Why You Might Want To Rethink Making Those 401(k) Contributions

By Douglas Rushkoff. Published in Fast Company on 30 March 2016

Many of us take for granted that our retirement is our own personal responsibility. Young professionals understand that they’re playing a game, competing against one another not just in a race for jobs but also for retirement strategies. The only trouble is that 401(k)s might be creating many more losers than winners.

THE IGNOBLE RISE OF THE 401(K)

As the United States’s manufacturing base declines, fewer young workers expect old-fashioned, long-term guarantees such as pensions, anyway. The rise of the 401(k) and concurrent decline in pensions emerged at a propitious moment in American history, when a strain of “free market” fundamentalism had seeped from the Goldwater and Friedman fringes of the Republican Party into the techno-libertarian mainstream. As the finance journalist Helaine Olen observes in her book Pound Foolish, the long boom of the 1990s, and its accompanying corporate focus on lean management and cost cutting, only amplified that trend.

This confluence of circumstances created a feedback loop in which each element exaggerates and entrenches the others. Between 1979 and 2012, pension enrollment rates dropped from 28% to 3% of employees.

All this would be fine if individual retirement accounts performed as well as or better than the old pension plans. But as reported by sources from Forbes to USA Today, 401(k) participants actually end up saving less money, not more—and certainly not enough to retire on securely. Managing and monitoring retirement saving accounts require a degree of financial acumen that is simply beyond that of the average person. (It’s actually beyond the capability of most advisers.) Commissions and financial fees—often obfuscated—account for the rest of the decline in returns.

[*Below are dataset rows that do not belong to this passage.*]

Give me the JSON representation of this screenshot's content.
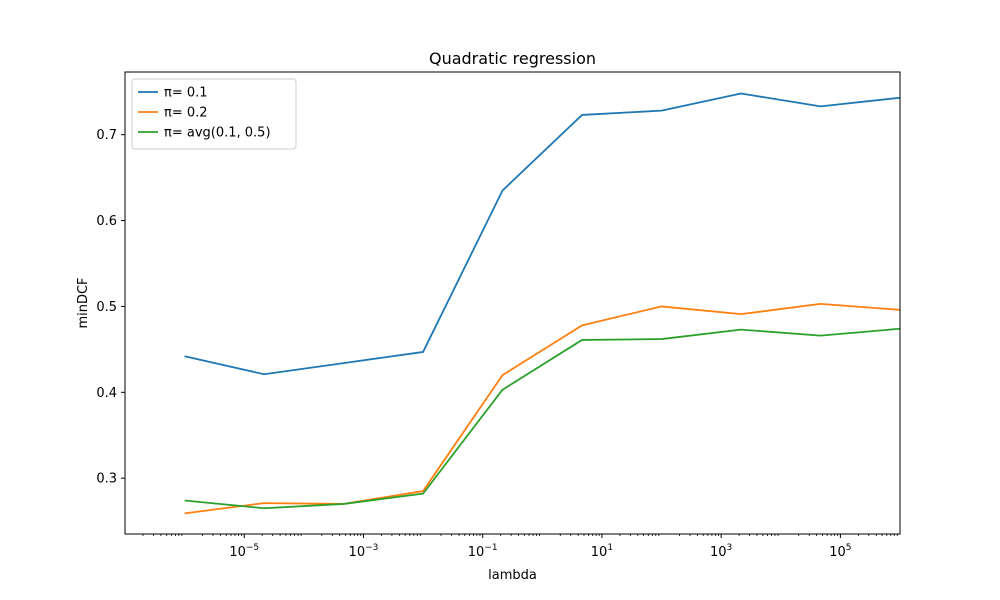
{
  "chart_data": {
    "type": "line",
    "title": "Quadratic regression",
    "xlabel": "lambda",
    "ylabel": "minDCF",
    "xscale": "log",
    "xlim": [
      1e-07,
      1000000
    ],
    "ylim": [
      0.235,
      0.773
    ],
    "x_ticks": [
      {
        "value": 1e-05,
        "base": "10",
        "exp": "−5"
      },
      {
        "value": 0.001,
        "base": "10",
        "exp": "−3"
      },
      {
        "value": 0.1,
        "base": "10",
        "exp": "−1"
      },
      {
        "value": 10,
        "base": "10",
        "exp": "1"
      },
      {
        "value": 1000,
        "base": "10",
        "exp": "3"
      },
      {
        "value": 100000,
        "base": "10",
        "exp": "5"
      }
    ],
    "y_ticks": [
      {
        "value": 0.3,
        "label": "0.3"
      },
      {
        "value": 0.4,
        "label": "0.4"
      },
      {
        "value": 0.5,
        "label": "0.5"
      },
      {
        "value": 0.6,
        "label": "0.6"
      },
      {
        "value": 0.7,
        "label": "0.7"
      }
    ],
    "x": [
      1e-06,
      2.15e-05,
      0.000464,
      0.01,
      0.215,
      4.64,
      100,
      2150,
      46400,
      1000000
    ],
    "series": [
      {
        "name": "π= 0.1",
        "color": "#1f77b4",
        "values": [
          0.442,
          0.421,
          0.434,
          0.447,
          0.635,
          0.723,
          0.728,
          0.748,
          0.733,
          0.743
        ]
      },
      {
        "name": "π= 0.2",
        "color": "#ff7f0e",
        "values": [
          0.259,
          0.271,
          0.27,
          0.285,
          0.42,
          0.478,
          0.5,
          0.491,
          0.503,
          0.496
        ]
      },
      {
        "name": "π= avg(0.1, 0.5)",
        "color": "#2ca02c",
        "values": [
          0.274,
          0.265,
          0.27,
          0.282,
          0.403,
          0.461,
          0.462,
          0.473,
          0.466,
          0.474
        ]
      }
    ],
    "grid": false,
    "legend_position": "top-left"
  }
}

In fact, as Olen reports, until the hard-won (but easily and regularly rescinded) banking reforms of 2012, retirement fund managers weren’t even required to report the fees they charged. That’s right: From the emergence of these plans in 1981 until the summer of 2012, there literally was no legal requirement to inform consumers how much they were paying for the privilege of having a retirement account. They could look up the fees internal to the mutual funds, but the financial firms administering the accounts were not required to disclose them.

And consumers were accordingly clueless. A 2011 AARP survey noted that 71% of 401(k) holders erroneously believed that they were not being charged any fees, while another 6% admitted they did not know whether they were being charged or not. As a result, according to Forbes, in 2011, pension-style plans performed at a 2.74% rate of return, while 401(k)s actually lost an average 0.22%.

MORE LIABILITY, FEWER SAVINGS

So personal retirement plans are sold as a means of empowering the individual investor to get in on the game, but in practice they more frequently exploit a person’s ignorance and lack of negotiating power. For a middle-class worker’s 401(k) to perform well enough to retire on, Olen observes, she must not only invest like a pro but also never get seriously ill, never get divorced, and never get laid off. In other words, it rarely, if ever, works in real life.

By tasking individuals with their own retirement savings, companies transferred risk to employees, shifted profits to shareholders, and created a tremendous new market for financial services—which in turn siphoned off more value from people to the banking sector.

Nevertheless, a majority of us still hold out hope that those upward graphs and pie charts about compound earnings are really true—even though our investments are not going up as advertised. Most of us believe the story told to us by our employer-assigned financial advisers and the business press: That over time, those of us keeping our money in the stock market will average 7% or 8% a year.

As Michael Shuman notes in his book Local Dollars, Local Sense, the MIT economist Zvi Bodie has looked at the composite of the S&P since 1915 and shown the true rate of return for any 44-year period of investment over the past century. The real average is about 3.8%. The best moment for a person to have retired would have been 1965, for an average gain of about 6%. Retire today, and you’re looking at having made under 3%—before fees, of course. So much for taking charge of our own finances.

Fully aware of these liabilities, the financial services industry became less concerned about helping people invest for their own futures than about finding ways to make money off that very need: To game the system itself, all the while finding new ways to make investors feel they were getting in on it.

This makes the typical pyramid scheme of the original stock market look honest by comparison. On the stock exchange, at least, those who get in early can win—albeit at the expense of those who come in later. That’s just the way investing works. You speculate on the future value of things—buy low, sell high. The patsy is the guy doing the opposite.

In the 401(k) game, the patsy is anyone who follows the advice of the human resources department and surrenders a portion of his or her paycheck to the retirement planning industry, all under the pretense of personal responsibility.